The keynote session at the Academy of Managed Care Pharmacy’s Nexus meeting this week aired notes of resistance and denial, resignation, and acceptance. This may sound familiar, especially if frustration was substituted for actual grief, and closely reflects the process for dealing with the death of a close friend or relative. In this case, one could say that the dearly departed is pharmaceutical pricing rationality.
The panel discussion was in many ways a eulogy. Alan Weil, Editor-in-Chief, Health Affairs, moderated the service. The chief question at hand was whether we are willing or able to pay for innovative therapies that may cost a half-million dollars or more? Mr. Weil pointed out that apart from their cost, these new therapies (e.g., CAR-T) “fit poorly into our current payment model.”

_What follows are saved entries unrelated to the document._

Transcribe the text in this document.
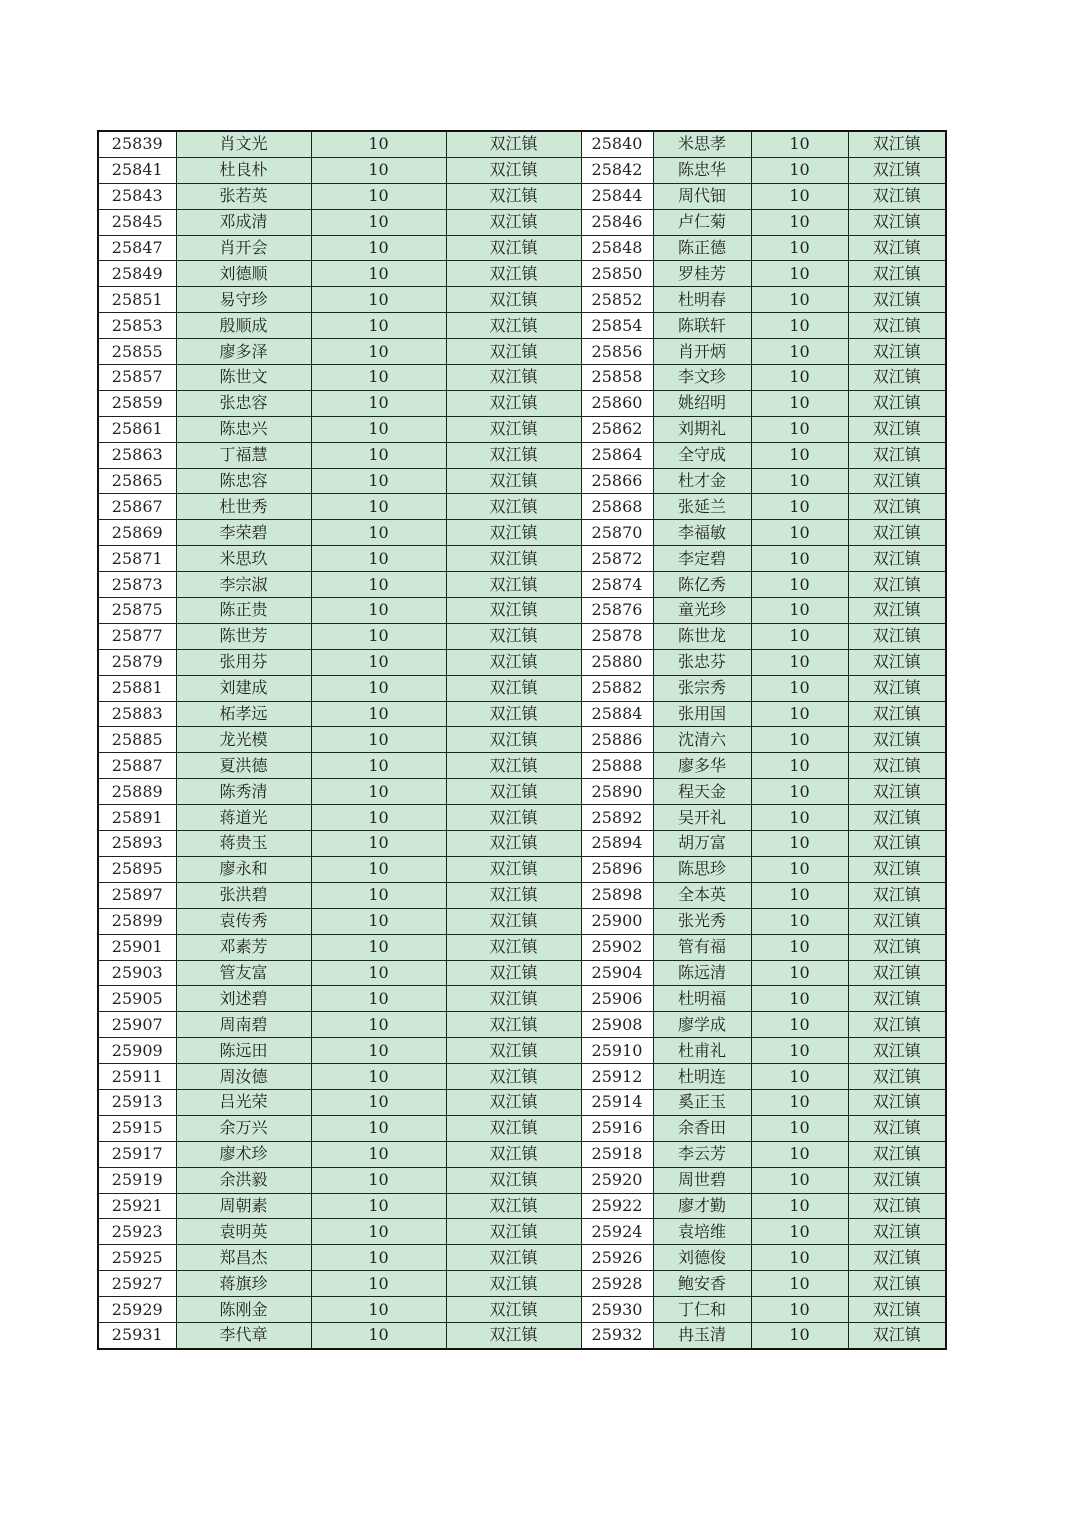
25839	肖文光	10	双江镇	25840	米思孝	10	双江镇
25841	杜良朴	10	双江镇	25842	陈忠华	10	双江镇
25843	张若英	10	双江镇	25844	周代钿	10	双江镇
25845	邓成清	10	双江镇	25846	卢仁菊	10	双江镇
25847	肖开会	10	双江镇	25848	陈正德	10	双江镇
25849	刘德顺	10	双江镇	25850	罗桂芳	10	双江镇
25851	易守珍	10	双江镇	25852	杜明春	10	双江镇
25853	殷顺成	10	双江镇	25854	陈联轩	10	双江镇
25855	廖多泽	10	双江镇	25856	肖开炳	10	双江镇
25857	陈世文	10	双江镇	25858	李文珍	10	双江镇
25859	张忠容	10	双江镇	25860	姚绍明	10	双江镇
25861	陈忠兴	10	双江镇	25862	刘期礼	10	双江镇
25863	丁福慧	10	双江镇	25864	全守成	10	双江镇
25865	陈忠容	10	双江镇	25866	杜才金	10	双江镇
25867	杜世秀	10	双江镇	25868	张延兰	10	双江镇
25869	李荣碧	10	双江镇	25870	李福敏	10	双江镇
25871	米思玖	10	双江镇	25872	李定碧	10	双江镇
25873	李宗淑	10	双江镇	25874	陈亿秀	10	双江镇
25875	陈正贵	10	双江镇	25876	童光珍	10	双江镇
25877	陈世芳	10	双江镇	25878	陈世龙	10	双江镇
25879	张用芬	10	双江镇	25880	张忠芬	10	双江镇
25881	刘建成	10	双江镇	25882	张宗秀	10	双江镇
25883	柘孝远	10	双江镇	25884	张用国	10	双江镇
25885	龙光模	10	双江镇	25886	沈清六	10	双江镇
25887	夏洪德	10	双江镇	25888	廖多华	10	双江镇
25889	陈秀清	10	双江镇	25890	程天金	10	双江镇
25891	蒋道光	10	双江镇	25892	吴开礼	10	双江镇
25893	蒋贵玉	10	双江镇	25894	胡万富	10	双江镇
25895	廖永和	10	双江镇	25896	陈思珍	10	双江镇
25897	张洪碧	10	双江镇	25898	全本英	10	双江镇
25899	袁传秀	10	双江镇	25900	张光秀	10	双江镇
25901	邓素芳	10	双江镇	25902	管有福	10	双江镇
25903	管友富	10	双江镇	25904	陈远清	10	双江镇
25905	刘述碧	10	双江镇	25906	杜明福	10	双江镇
25907	周南碧	10	双江镇	25908	廖学成	10	双江镇
25909	陈远田	10	双江镇	25910	杜甫礼	10	双江镇
25911	周汝德	10	双江镇	25912	杜明连	10	双江镇
25913	吕光荣	10	双江镇	25914	奚正玉	10	双江镇
25915	余万兴	10	双江镇	25916	余香田	10	双江镇
25917	廖术珍	10	双江镇	25918	李云芳	10	双江镇
25919	余洪毅	10	双江镇	25920	周世碧	10	双江镇
25921	周朝素	10	双江镇	25922	廖才勤	10	双江镇
25923	袁明英	10	双江镇	25924	袁培维	10	双江镇
25925	郑昌杰	10	双江镇	25926	刘德俊	10	双江镇
25927	蒋旗珍	10	双江镇	25928	鲍安香	10	双江镇
25929	陈刚金	10	双江镇	25930	丁仁和	10	双江镇
25931	李代章	10	双江镇	25932	冉玉清	10	双江镇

Steve Miller, MD, Senior Vice President and Chief Medical Officer, Express Scripts, said that the answer is no. We are apparently not willing to pay for them, based on the hepatitis C treatment paradigm today. He noted that the antiviral treatments available today are highly curative. “Although hepatitis C treatments have come down in price, we, as a society, do not pay. We’ve treated only one third of the patients so far. And now, we’re challenged with a $1 million treatment. We need to change our mindset.”
Jane Barlow, MD, MPH, MBA, Senior Advisor, Massachusetts Institute of Technology Center for Biomedical Innovation, countered that in the end, “We will pay. The patients want these innovations. The question is really the sustainability.”

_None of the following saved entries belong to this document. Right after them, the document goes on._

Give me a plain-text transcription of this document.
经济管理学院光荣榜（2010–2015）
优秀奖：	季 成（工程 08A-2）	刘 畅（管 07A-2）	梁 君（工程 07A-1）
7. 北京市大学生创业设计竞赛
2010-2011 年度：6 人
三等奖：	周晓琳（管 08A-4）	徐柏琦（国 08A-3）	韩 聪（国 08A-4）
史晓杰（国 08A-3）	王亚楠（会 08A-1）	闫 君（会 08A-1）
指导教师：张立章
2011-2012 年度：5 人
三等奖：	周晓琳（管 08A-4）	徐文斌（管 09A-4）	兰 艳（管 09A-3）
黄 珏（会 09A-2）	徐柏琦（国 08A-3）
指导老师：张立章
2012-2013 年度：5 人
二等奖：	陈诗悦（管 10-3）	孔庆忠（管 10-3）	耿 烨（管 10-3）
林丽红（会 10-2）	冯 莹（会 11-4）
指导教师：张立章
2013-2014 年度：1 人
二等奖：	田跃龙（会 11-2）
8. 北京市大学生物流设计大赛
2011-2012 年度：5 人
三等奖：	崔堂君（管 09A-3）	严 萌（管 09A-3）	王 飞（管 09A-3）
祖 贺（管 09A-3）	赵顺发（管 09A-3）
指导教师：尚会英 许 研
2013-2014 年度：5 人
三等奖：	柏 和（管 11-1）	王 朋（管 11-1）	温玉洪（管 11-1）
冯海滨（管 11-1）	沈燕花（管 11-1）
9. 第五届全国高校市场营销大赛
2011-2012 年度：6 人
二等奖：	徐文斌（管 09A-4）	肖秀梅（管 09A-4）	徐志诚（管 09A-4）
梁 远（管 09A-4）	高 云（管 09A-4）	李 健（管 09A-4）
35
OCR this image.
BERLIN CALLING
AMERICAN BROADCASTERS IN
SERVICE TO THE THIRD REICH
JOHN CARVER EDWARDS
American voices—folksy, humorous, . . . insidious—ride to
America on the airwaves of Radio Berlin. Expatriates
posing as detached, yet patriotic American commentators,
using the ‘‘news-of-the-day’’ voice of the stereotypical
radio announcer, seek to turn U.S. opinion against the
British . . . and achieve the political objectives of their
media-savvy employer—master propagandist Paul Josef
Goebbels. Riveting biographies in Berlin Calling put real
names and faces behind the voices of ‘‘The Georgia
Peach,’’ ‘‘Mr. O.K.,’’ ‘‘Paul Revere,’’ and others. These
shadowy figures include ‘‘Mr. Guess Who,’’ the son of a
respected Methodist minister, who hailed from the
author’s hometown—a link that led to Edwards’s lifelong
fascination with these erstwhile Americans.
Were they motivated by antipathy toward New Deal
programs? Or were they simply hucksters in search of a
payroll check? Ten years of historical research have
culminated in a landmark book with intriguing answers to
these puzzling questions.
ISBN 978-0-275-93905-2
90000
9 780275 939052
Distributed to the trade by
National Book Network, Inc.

J.D. Kleinke, Medical Economist, agreed, saying that “We as a country demand access, and we demand progress. People will sue for it, have bake sales for it, to force the system to pay for it.”

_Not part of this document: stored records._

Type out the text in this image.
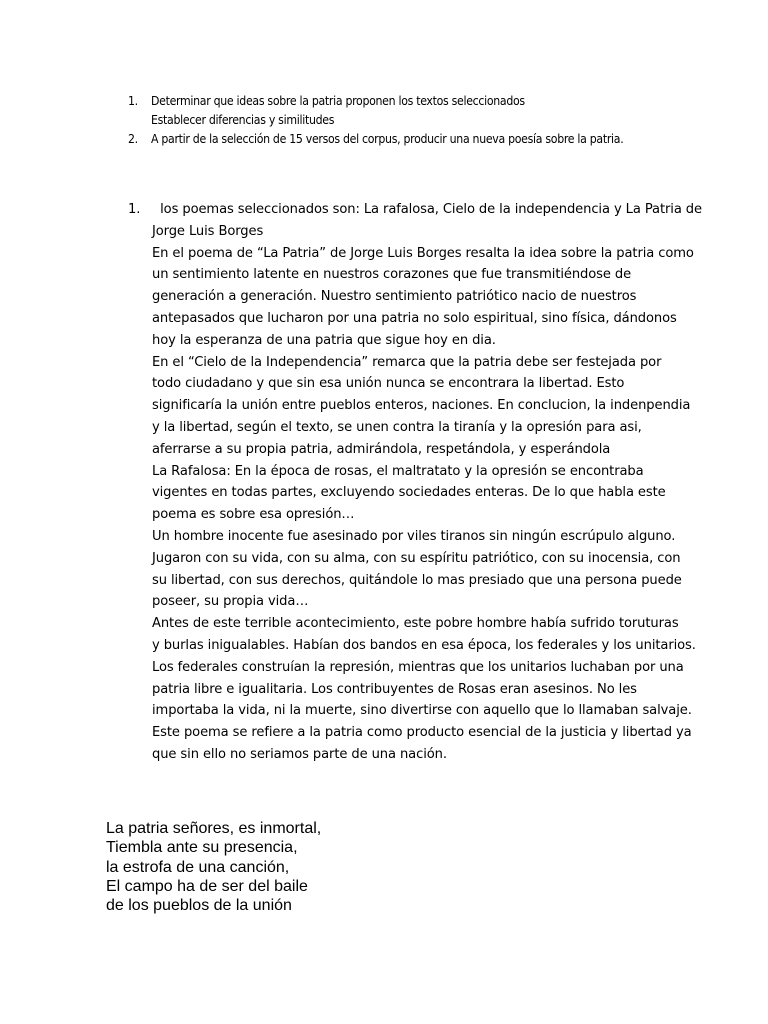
1.	Determinar que ideas sobre la patria proponen los textos seleccionados
Establecer diferencias y similitudes
2.	A partir de la selección de 15 versos del corpus, producir una nueva poesía sobre la patria.
1. los poemas seleccionados son: La rafalosa, Cielo de la independencia y La Patria de
Jorge Luis Borges
En el poema de “La Patria” de Jorge Luis Borges resalta la idea sobre la patria como
un sentimiento latente en nuestros corazones que fue transmitiéndose de
generación a generación. Nuestro sentimiento patriótico nacio de nuestros
antepasados que lucharon por una patria no solo espiritual, sino física, dándonos
hoy la esperanza de una patria que sigue hoy en dia.
En el “Cielo de la Independencia” remarca que la patria debe ser festejada por
todo ciudadano y que sin esa unión nunca se encontrara la libertad. Esto
significaría la unión entre pueblos enteros, naciones. En conclucion, la indenpendia
y la libertad, según el texto, se unen contra la tiranía y la opresión para asi,
aferrarse a su propia patria, admirándola, respetándola, y esperándola
La Rafalosa: En la época de rosas, el maltratato y la opresión se encontraba
vigentes en todas partes, excluyendo sociedades enteras. De lo que habla este
poema es sobre esa opresión…
Un hombre inocente fue asesinado por viles tiranos sin ningún escrúpulo alguno.
Jugaron con su vida, con su alma, con su espíritu patriótico, con su inocensia, con
su libertad, con sus derechos, quitándole lo mas presiado que una persona puede
poseer, su propia vida…
Antes de este terrible acontecimiento, este pobre hombre había sufrido toruturas
y burlas inigualables. Habían dos bandos en esa época, los federales y los unitarios.
Los federales construían la represión, mientras que los unitarios luchaban por una
patria libre e igualitaria. Los contribuyentes de Rosas eran asesinos. No les
importaba la vida, ni la muerte, sino divertirse con aquello que lo llamaban salvaje.
Este poema se refiere a la patria como producto esencial de la justicia y libertad ya
que sin ello no seriamos parte de una nación.
La patria señores, es inmortal,
Tiembla ante su presencia,
la estrofa de una canción,
El campo ha de ser del baile
de los pueblos de la unión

“If the hepatitis C vaccine cost originally $10,000 per month and it was to be taken chronically, people would not worry much about paying for treatment, said Robert DuBois, Chief Medical Officer, National Pharmaceutical Council. The original price tag of $84,000 for a limited treatment course, however, did set a firestorm of controversy.
There also seems to be a different reaction when speaking to payers one to one, according to Dr. Barlow. She said that in private conversations, payers express less concern than in groups [or in the press]. “When we say we’re spending too much, we seem to be spending more,” she said.
With new gene therapies and immunologic approaches, the pricing models and relatively few people treated will force payers and purchasers to take a different evaluation approach to value, said Dr. Kleinke. This may involve a longer view towards future productivity or “value capture.” With this concept, if a drug company charges $100,000 for an intervention that helps produce $1 million in productivity or additional benefit, the drug “captures” 10% of the value of the transaction.
Perhaps our ability to pay for them is a very different question. Until now, pharmaceutical pricing could be explained relative to other similar therapies or compared with the likely costs of future care avoided. It may be that future productivity gained, rather than medical costs avoided, may be a better framework for evaluating the pricing of these next generation interventions.